Design Squad Rocket Launch Day

School Rocket Kids

“Mr. Cutler, are we launching today?”  

The eighth- and ninth-grade students in Adam Cutler’s “Design Squad” class had been working for weeks toward this moment.

Even on this cloudy day, the their spirits were high as their teacher confirmed it was a launch day.

The students in this engineering-focused elective at Dennis-Yarmouth High School had only a basic understanding of force and motion when they started the project, Mr. Cutler said. But by now they had learned a strong set of science and engineering concepts and had used them to create stable rockets. Today they would test their ultimate design goal: having their rockets reach exactly the target altitudes they had planned.
 
The class started the process using a computer program called Open Rocket to design prototypes. Through that experience, they began to discuss the basics of physics and stability. 

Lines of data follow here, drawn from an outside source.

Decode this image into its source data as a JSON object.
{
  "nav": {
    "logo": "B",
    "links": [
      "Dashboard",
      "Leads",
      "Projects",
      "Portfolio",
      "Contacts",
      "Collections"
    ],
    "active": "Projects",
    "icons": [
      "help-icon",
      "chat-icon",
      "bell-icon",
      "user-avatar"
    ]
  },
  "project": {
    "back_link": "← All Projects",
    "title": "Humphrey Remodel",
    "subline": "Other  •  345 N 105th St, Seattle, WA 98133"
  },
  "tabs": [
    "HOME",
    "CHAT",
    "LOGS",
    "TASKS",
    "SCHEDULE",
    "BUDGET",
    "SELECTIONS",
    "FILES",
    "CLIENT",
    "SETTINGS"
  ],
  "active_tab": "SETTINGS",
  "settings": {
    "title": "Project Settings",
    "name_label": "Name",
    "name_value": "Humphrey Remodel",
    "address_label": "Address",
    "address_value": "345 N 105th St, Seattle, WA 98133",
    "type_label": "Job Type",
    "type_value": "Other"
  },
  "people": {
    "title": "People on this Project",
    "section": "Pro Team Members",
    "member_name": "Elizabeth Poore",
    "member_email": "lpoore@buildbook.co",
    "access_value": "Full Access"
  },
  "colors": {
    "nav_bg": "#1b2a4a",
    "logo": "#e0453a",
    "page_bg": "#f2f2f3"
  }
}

The next step was to interpret their rocket designs, using them to build working models they could test. At each test launch, students collected data to make modifications to their designs and revise their prototypes. Gradually, their considerations and calculations about stability, center of gravity, and center of pressure became more advanced, and they operationalized these concepts in their designs.

Watching on this launch day, it was clear that the project had been a lot of fun. But the students pointed out that the work hadn't always been easy. 

It was only through trial and error that they learned, for example, that the glue holding their prototypes together was creating drag on the rockets in flight. Which sent them back to the drawing board to adjust air-flow calculations that had, on paper, seemed so right. They saw, too, how wind speed affected stability. And how sand ballast could change a rocket's center of gravity.

What a great STEM project: as the students saw their designs in action and worked out changes in their models, they were learning about more than their rockets. They were, just as engineers must, thinking critically and persevering to overcome challenges—yet it was all part of the creative process.

Out on the launching field, Mr. Cutler said, “It has been my experience that students learn and engage best when they are doing something they are excited about.” The students didn't hear him. They were busy keeping their eyes to the sky, watching, measuring, and learning as their rockets reached new heights.